Madame la présidente, monsieur le ministre, mes chers collègues, le sujet qui nous occupe est éminemment sensible, dans la mesure où il touche à des libertés aussi essentielles que celles de se déplacer ou de faire grève.
En tant que fonctionnaires, les contrôleurs aériens ne peuvent participer à une grève que s'ils sont couverts par un préavis de cinq jours francs. À la différence des travailleurs du transport terrestre régulier de voyageurs, par exemple les salariés de la SNCF et de la RATP – depuis la loi du 21 août 2007 – et des autres travailleurs du secteur aérien privé – depuis la loi du 19 mars 2012 –, un contrôleur aérien n'est pas contraint, s'il veut participer à l'action sociale collective que constitue une grève, d'en informer personnellement ses supérieurs hiérarchiques, dans une sorte d'individualisation limitante d'un droit par essence collectif.
En revanche, les contrôleurs aériens doivent assurer un service minimum depuis la loi de 1984 et son décret d'application avec un taux de réquisition variable. Il leur est ainsi imposé d'assurer une capacité pour les survols égale à la moitié de celle normalement prévue pour respecter nos engagements internationaux, ce qui est nécessaire à la défense et aux besoins vitaux de notre pays.
La DGAC ne pouvant pas connaître le nombre exact de grévistes, elle est conduite à annuler préventivement des vols, sans savoir s'ils auraient pu être assurés, ou à procéder à des annulations de dernière minute. Voilà ce à quoi veulent remédier les auteurs de cette proposition de loi, qui est, d'une certaine façon – disons-le ! –, une réaction aux perturbations qu'a provoquées en février et mars derniers l'exceptionnelle et puissante mobilisation populaire contre la retraite à 64 ans.
En effet, nous avons connu un 11 février sans service minimum, puis un mois et demi avec un service minimum quasi permanent, mais souvent disproportionné, aux dépens des voyageurs.
Pour autant – disons-le aussi ! –, l'essentiel des retards et des annulations ne résulte pas de l'exercice de ce droit de grève. Nos quatre mille contrôleurs aériens sont sous pression, la faute à des effectifs insuffisants et à des conditions techniques et matérielles perfectibles. Monsieur le ministre, vous l'avez dit, il s'agit d'un service public essentiel et nous devons le renforcer.
Au service minimum, cette proposition de loi adjoint un affaiblissement important du droit de grève : la déclaration préalable. Or ce qui ne fonctionne pas bien actuellement, c'est l'application de ce service minimum. Ce dernier est régi par un décret si vieux et obsolète qu'il s'applique, par exemple, à l'aéroport de Deauville, mais pas à celui de Montpellier... Les modalités de sa mise en œuvre sont lourdes, difficiles et inadaptées.

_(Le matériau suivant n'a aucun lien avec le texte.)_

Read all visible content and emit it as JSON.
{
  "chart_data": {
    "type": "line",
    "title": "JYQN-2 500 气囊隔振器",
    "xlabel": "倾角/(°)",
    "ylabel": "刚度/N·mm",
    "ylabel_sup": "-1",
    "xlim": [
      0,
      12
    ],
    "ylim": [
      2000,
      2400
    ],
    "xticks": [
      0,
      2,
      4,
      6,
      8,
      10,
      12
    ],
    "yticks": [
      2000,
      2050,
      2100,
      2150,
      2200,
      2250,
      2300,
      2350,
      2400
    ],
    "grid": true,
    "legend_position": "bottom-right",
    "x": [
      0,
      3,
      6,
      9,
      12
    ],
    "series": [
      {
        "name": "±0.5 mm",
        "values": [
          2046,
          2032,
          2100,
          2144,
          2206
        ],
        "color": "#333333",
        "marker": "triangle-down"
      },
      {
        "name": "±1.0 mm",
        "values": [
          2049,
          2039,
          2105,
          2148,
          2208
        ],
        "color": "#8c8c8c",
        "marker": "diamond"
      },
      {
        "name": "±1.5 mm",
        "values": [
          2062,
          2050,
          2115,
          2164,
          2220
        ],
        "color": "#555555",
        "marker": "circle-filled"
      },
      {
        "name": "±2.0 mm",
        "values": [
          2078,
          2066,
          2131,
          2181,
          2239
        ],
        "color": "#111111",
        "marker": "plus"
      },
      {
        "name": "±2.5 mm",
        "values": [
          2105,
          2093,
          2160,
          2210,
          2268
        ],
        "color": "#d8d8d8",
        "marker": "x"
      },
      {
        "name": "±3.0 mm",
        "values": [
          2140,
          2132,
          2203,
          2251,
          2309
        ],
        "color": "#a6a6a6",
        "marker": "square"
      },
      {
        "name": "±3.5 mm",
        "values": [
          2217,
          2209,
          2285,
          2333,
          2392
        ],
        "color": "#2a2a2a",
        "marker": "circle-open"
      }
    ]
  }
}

C'est par là qu'il convient de commencer ! Monsieur le ministre, un tiens vaut mieux que deux tu l'auras : que le Gouvernement travaille sur l'efficacité de ce service minimum et qu'il révise ce décret, voilà le préalable nécessaire ! J'ai entendu votre engagement, la balle est désormais dans le camp du pouvoir réglementaire – à vous de jouer !
Cette proposition de loi est, d'une certaine façon, inopportune, en cela qu'elle créerait un déséquilibre. Or c'est au contraire d'équilibre que nous avons besoin, et on ne le trouvera que par le dialogue social.
Voilà pourquoi le groupe Écologiste – Solidarité et Territoires votera contre ce texte.